Our focus at The Brief Lab is to help professionals become clear and concise communicators.
During these training sessions over the last decade with CEOs, military leaders, and business managers, we’ve had many organizations ask us to train their own instructors on our distinctive communication training approach. They all love the way our instructors are clear, talk less, and get participants to learn by doing (not listening).
In response to this demand, we’ve developed BELT (brief experiential learning technique) certification to train them in our distinctive teaching method.
Your BELT-certified team will be ready to design super engaging training sessions your employees will actually enjoy.
What makes a great instructor?
Many instructors mistakenly think it’s all about them, that the success of any class hinges on their knowledge, personality, and speaking ability. That’s not true. A good instructor acts as facilitator of an experience. They make it easier for the participant to learn, keeping them engaged at every phase of the experience. I talked about this recently on episode 220 of the “Just Saying” podcast.
If you think about excellent teachers you’ve had in the past, they are selfless, authentic, approachable, fun-loving, and consistently clear and engaging communicators. They design learning experiences that get students doing practical exercises –succeeding and failing– not taking copious notes.
The best instructor I knew was my brother Johnny, who passed away more than five years ago. He was the first instructor I brought on at The Brief Lab, and his students loved him.
Johnny had all the traits of a great instructor. The good news is that these traits can be taught, which is why we developed BELT certification.
A good instructor is authentic
Authenticity is a word that gets thrown around a lot. Being authentic means you are real and aren’t trying to impress people with how brilliant you are; all that does is turn people off.
To be authentic is to be humble and approachable. When you make a mistake, own it. An authentic teacher sets a friendly, familiar, and inviting tone rather than keeping an “I’m the teacher” distance.
Like any good instructor, my brother Johnny made learning easier for people and made it seem effortless and efficient. He had an agenda and he stuck to it, but he also put his own personality and passion behind it, breathing excitement and his own experiences into his courses.
A good instructor is interested
When you think about a boring professor, you imagine them behind a podium, lecturing at the students, never personally engaging them. They show little to no interest in the people in the room. There really is no bigger turn off for students
A good instructor shows deep interest in and concern for their students. They don’t disappear on breaks or hide behind slides. Instead, they talk to the students, asking for feedback, and tailoring the instruction to their individual needs.
When I taught with my brother, I was always humbled to witness how naturally interested he was in his students. He made the choice to really care for them first. It challenged me to level up my game and motivated me to become a better instructor.
A good instructor loves to have fun
Finally, a good instructor loves what they are doing, and it shows. My brother Johnny was so obviously enjoying himself. He was fun-loving, and his students fed off of his positive attitude.
Even when the subject matter is heavy, there’s no reason for the material to be boring.
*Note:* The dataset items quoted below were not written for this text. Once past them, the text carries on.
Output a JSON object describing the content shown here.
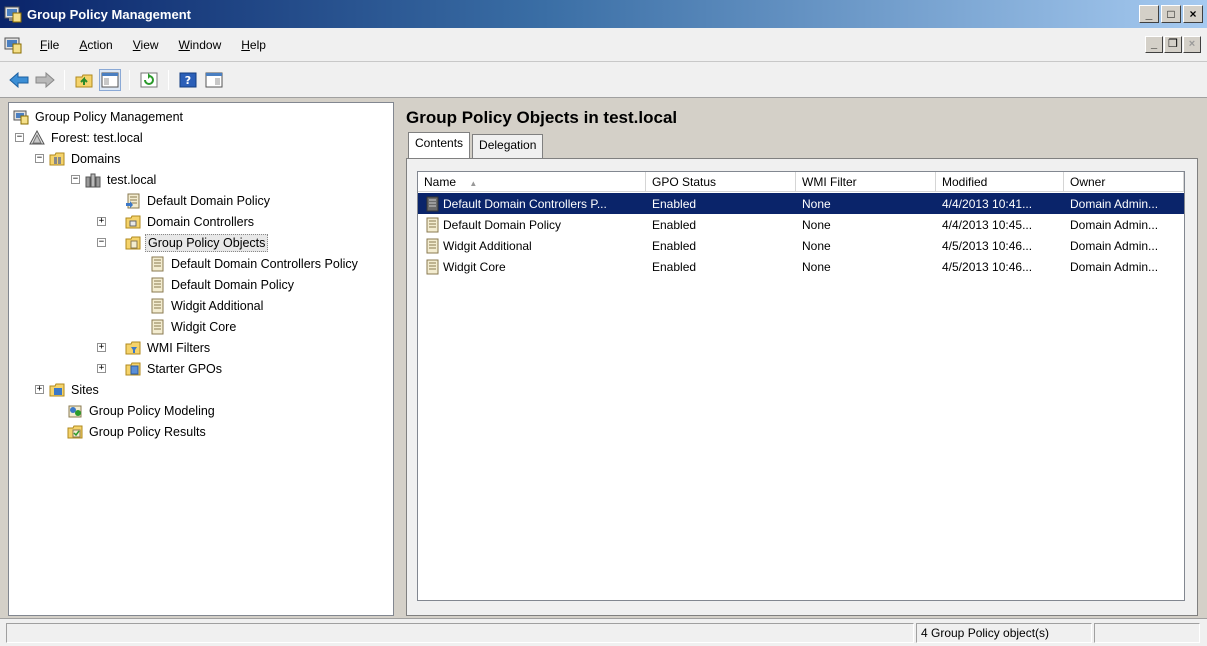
{
  "window": {
    "title": "Group Policy Management",
    "min_glyph": "_",
    "max_glyph": "□",
    "close_glyph": "×",
    "restore_glyph": "❐"
  },
  "menu": {
    "items": [
      {
        "label": "File",
        "accel": "F",
        "rest": "ile"
      },
      {
        "label": "Action",
        "accel": "A",
        "rest": "ction"
      },
      {
        "label": "View",
        "accel": "V",
        "rest": "iew"
      },
      {
        "label": "Window",
        "accel": "W",
        "rest": "indow"
      },
      {
        "label": "Help",
        "accel": "H",
        "rest": "elp"
      }
    ]
  },
  "tree": {
    "expand_plus": "+",
    "collapse_minus": "−",
    "items": [
      {
        "label": "Group Policy Management",
        "icon": "gpm-console-icon"
      },
      {
        "label": "Forest: test.local",
        "icon": "forest-icon"
      },
      {
        "label": "Domains",
        "icon": "domains-icon"
      },
      {
        "label": "test.local",
        "icon": "domain-icon"
      },
      {
        "label": "Default Domain Policy",
        "icon": "gpo-link-icon"
      },
      {
        "label": "Domain Controllers",
        "icon": "ou-icon"
      },
      {
        "label": "Group Policy Objects",
        "icon": "folder-icon"
      },
      {
        "label": "Default Domain Controllers Policy",
        "icon": "gpo-icon"
      },
      {
        "label": "Default Domain Policy",
        "icon": "gpo-icon"
      },
      {
        "label": "Widgit Additional",
        "icon": "gpo-icon"
      },
      {
        "label": "Widgit Core",
        "icon": "gpo-icon"
      },
      {
        "label": "WMI Filters",
        "icon": "wmi-folder-icon"
      },
      {
        "label": "Starter GPOs",
        "icon": "starter-folder-icon"
      },
      {
        "label": "Sites",
        "icon": "sites-icon"
      },
      {
        "label": "Group Policy Modeling",
        "icon": "modeling-icon"
      },
      {
        "label": "Group Policy Results",
        "icon": "results-icon"
      }
    ]
  },
  "right": {
    "title": "Group Policy Objects in test.local",
    "tabs": [
      "Contents",
      "Delegation"
    ],
    "columns": [
      "Name",
      "GPO Status",
      "WMI Filter",
      "Modified",
      "Owner"
    ],
    "sort_arrow": "▲",
    "rows": [
      {
        "name": "Default Domain Controllers P...",
        "status": "Enabled",
        "wmi": "None",
        "modified": "4/4/2013 10:41...",
        "owner": "Domain Admin..."
      },
      {
        "name": "Default Domain Policy",
        "status": "Enabled",
        "wmi": "None",
        "modified": "4/4/2013 10:45...",
        "owner": "Domain Admin..."
      },
      {
        "name": "Widgit Additional",
        "status": "Enabled",
        "wmi": "None",
        "modified": "4/5/2013 10:46...",
        "owner": "Domain Admin..."
      },
      {
        "name": "Widgit Core",
        "status": "Enabled",
        "wmi": "None",
        "modified": "4/5/2013 10:46...",
        "owner": "Domain Admin..."
      }
    ]
  },
  "status": {
    "count_text": "4 Group Policy object(s)"
  },
  "colors": {
    "selection": "#0a246a",
    "title_bar": "#0a246a"
  }
}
Get out of your own way and allow yourself and your students to have some fun, always remembering to infuse lessons with laughter and joy.
The BELT Certified team
With BELT certification, your instructors will learn how to design and deliver every lesson so the student is always an active participant. The exercises they create will be practical, relevant, and challenging. And more importantly, they’ll learn how to find their authentic voice and breathe new life into your training programs.
We are excited to share our experiences and approaches to help your facilitators and instructors become experiential learning leaders.